Israel is a Jewish state, a fact that is undisputed by the majority of citizens, yet Jewish nationalism tries to portray it as under threat. In their efforts to further anchor the Jewish character of the state, contemporary right-wing politicians often forget that Jewish values extend from mere self-care to a global approach of tikkun olam (repair the world). Deporting nearly 40,000 Muslim illegal immigrants won’t make Israel more Jewish – demographically it’s a drop in the ocean – but it will make it more exclusive, less merciful, and infringe on the lessons the Bible teaches us about accepting the foreigner.
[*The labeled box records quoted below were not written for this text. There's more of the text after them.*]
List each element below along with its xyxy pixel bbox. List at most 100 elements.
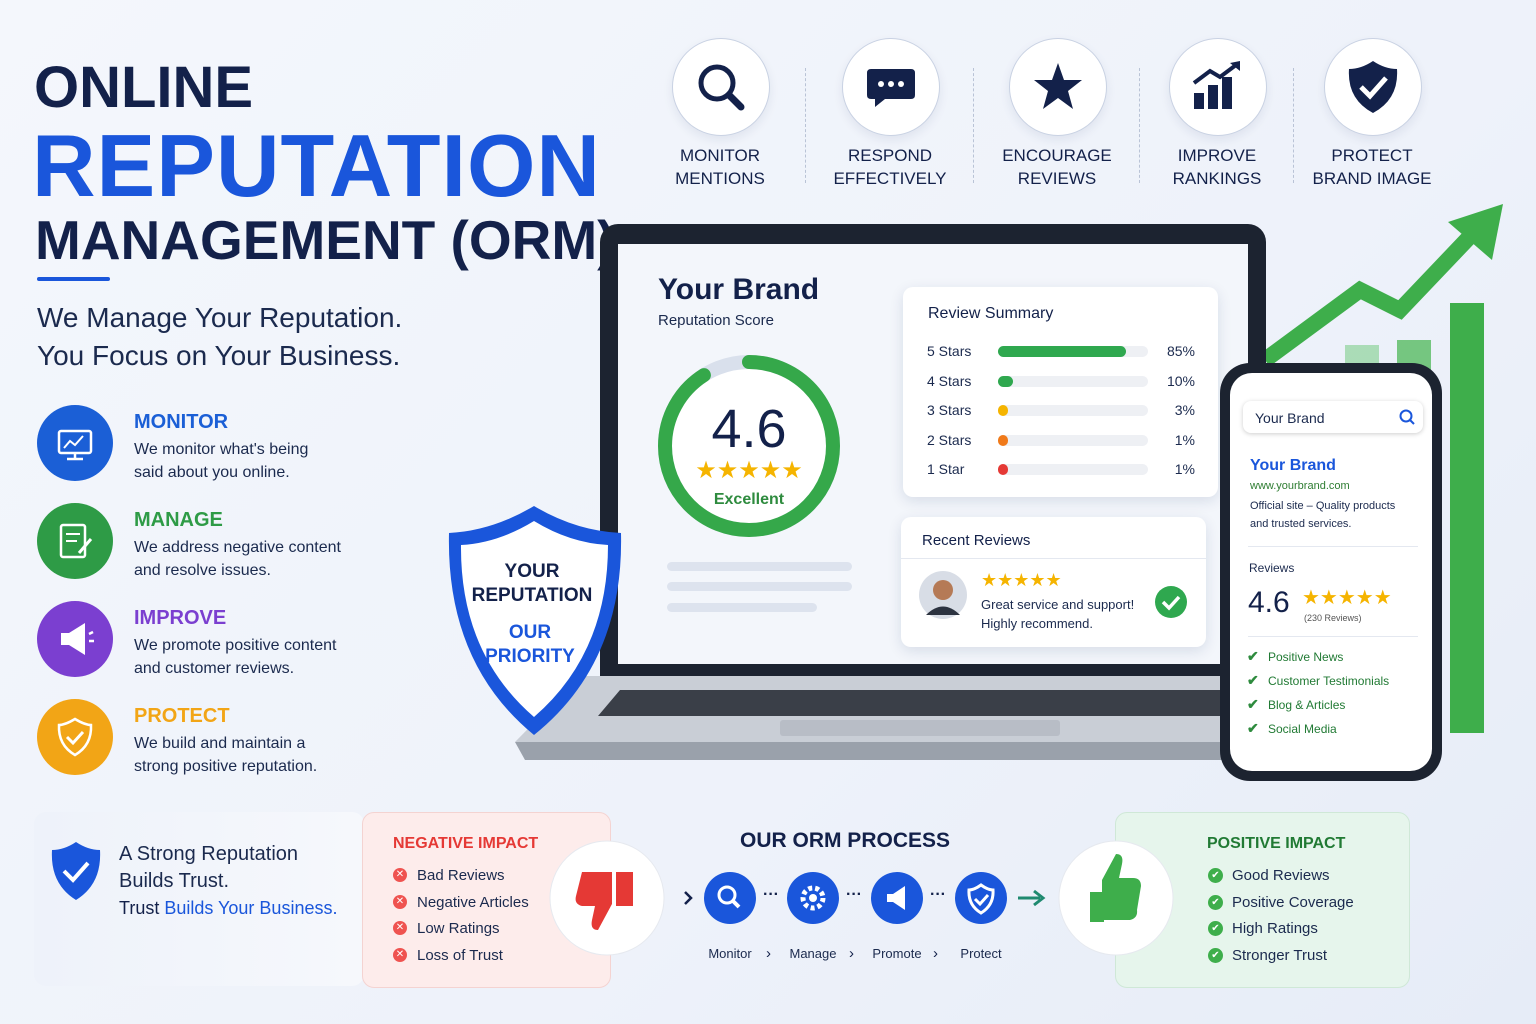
top-icon-label: RANKINGS [1172,169,1262,188]
row-label: 5 Stars [927,343,972,359]
phone-rating: 4.6 [1248,586,1290,619]
icon [37,601,113,677]
feature-text: We monitor what's being [134,441,309,458]
trust-word: Builds Your Business. [164,898,338,918]
row-label: 1 Star [927,461,965,477]
separator [805,68,806,183]
icon [698,64,745,111]
phone-screen [1230,373,1432,771]
icon [37,699,113,775]
icon [1348,61,1398,113]
step-label: Monitor [708,946,752,961]
placeholder-line [667,562,852,571]
search-box [1243,401,1423,433]
check: ✔ [1247,648,1259,664]
card-title: Recent Reviews [922,532,1031,549]
feature-icon [37,503,113,579]
step-icon [787,872,839,924]
top-icon [842,38,940,136]
x-icon: ✕ [393,868,407,882]
check-icon: ✔ [1208,921,1223,936]
icon [787,872,839,924]
score-text: Excellent [713,491,785,508]
top-icon-label: IMPROVE [1177,146,1257,165]
trust-text: A Strong Reputation [119,843,299,865]
icon [1192,61,1240,109]
feature-text: We build and maintain a [134,735,306,752]
negative-item: Loss of Trust [417,946,503,964]
title-line: REPUTATION [32,116,601,215]
x-icon: ✕ [393,894,407,909]
chevron: › [933,945,938,962]
feature-text: We promote positive content [134,637,337,654]
top-icon-label: ENCOURAGE [1002,146,1112,165]
icon [37,503,113,579]
feature-text: We address negative content [134,539,341,556]
top-icon-label: MONITOR [680,146,760,165]
dots: ··· [846,886,862,903]
phone-item: Positive News [1268,650,1344,664]
brand-title: Your Brand [658,273,820,306]
divider [901,558,1206,559]
step-label: Promote [872,946,922,961]
title-line: MANAGEMENT (ORM) [35,209,616,271]
review-count: (230 Reviews) [1304,613,1362,623]
top-icon [1009,38,1107,136]
placeholder-line [667,582,852,591]
bar [998,464,1008,475]
row-value: 1% [1174,431,1195,448]
feature-text: and resolve issues. [134,562,271,579]
bar [998,346,1126,357]
phone-item: Customer Testimonials [1268,674,1390,688]
row-value: 3% [1174,402,1195,418]
feature-text: and customer reviews. [134,660,295,677]
step-label: Manage [789,946,837,961]
bar-track [998,405,1148,416]
feature-icon [37,405,113,481]
tagline: We Manage Your Reputation. [37,302,403,333]
top-icon-label: BRAND IMAGE [1312,169,1432,188]
search-icon [1399,409,1415,425]
phone-item: Blog & Articles [1268,698,1346,712]
x-icon: ✕ [393,947,407,962]
row-label: 4 Stars [927,372,972,389]
icon [867,69,915,107]
positive-item: Positive Coverage [1232,893,1354,911]
icon [37,405,113,481]
chevron: › [849,945,854,962]
icon [955,872,1007,924]
bar-track [998,464,1148,475]
stars: ★★★★★ [1302,587,1392,609]
feature-icon [37,699,113,775]
row-label: 3 Stars [927,402,972,418]
result-desc: Official site – Quality products [1250,500,1396,512]
underline [37,277,110,281]
check-icon: ✔ [1208,947,1223,963]
bar [998,405,1008,416]
feature-icon [37,601,113,677]
shield [448,506,622,735]
search-text: Your Brand [1255,410,1325,426]
trust-text: Builds Trust. [119,870,230,892]
feature-title: IMPROVE [134,607,227,629]
feature-title: MONITOR [134,411,229,433]
bar-track [998,375,1148,387]
negative-item: Low Ratings [417,920,500,937]
check: ✔ [1247,672,1259,688]
step-icon [871,872,923,924]
bar [998,434,1008,446]
score: 4.6 [711,399,787,459]
review-text: Great service and support! [981,597,1135,612]
top-icon-label: RESPOND [847,146,933,165]
separator [1139,68,1140,183]
svg-text:★★★★★: ★★★★★ [695,457,803,484]
step-icon [704,872,756,924]
shield-text: OUR [508,622,552,643]
separator [1293,68,1294,183]
shield-text: YOUR [504,561,560,582]
row-value: 1% [1174,461,1195,477]
trust-panel [34,812,364,986]
divider [1248,636,1418,637]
Even though every Passover we retell the story of our refugee status and enslavement in Egypt, we forget to “love your neighbor as yourself.“ (Leviticus 19:18)

Fortunately, this last plan appalled enough Israelis to make it to the headlines for several days. El-Al pilots declared that they will not operate flights with deported illegal immigrants, Holocaust survivors called for the immigrants to take refuge in their homes, Israelis joined protests organized by the immigrant community, and a few women offered to marry asylum seekers. Benjamin Netanyahu said in 1997 that the left forgot what it means to be Jewish, but it seems that he and his coalition forgot that “what is hateful to you, do not do to your fellow: this is the whole Torah” (Hillel the Elder in the Babylonian Talmud).

There are other options to solve the predicament of the illegal immigrants: instead of contracting more legal workers, Israel can give the African immigrants an extended temporary work status and place them based on the market’s need; Israel can thoroughly examine the asylum requests by international standards and make a case-by-case decision, eventually deporting only those whose status is officially refuted; other cities, not only Tel Aviv, can offer to absorb some of the immigrants and relieve the stress inflicted to the residents of South Tel Aviv. The solutions exist, but as long as Jewish nationalism continues to control the scene, it becomes more difficult to discern what kind of Judaism Israel wishes to protect.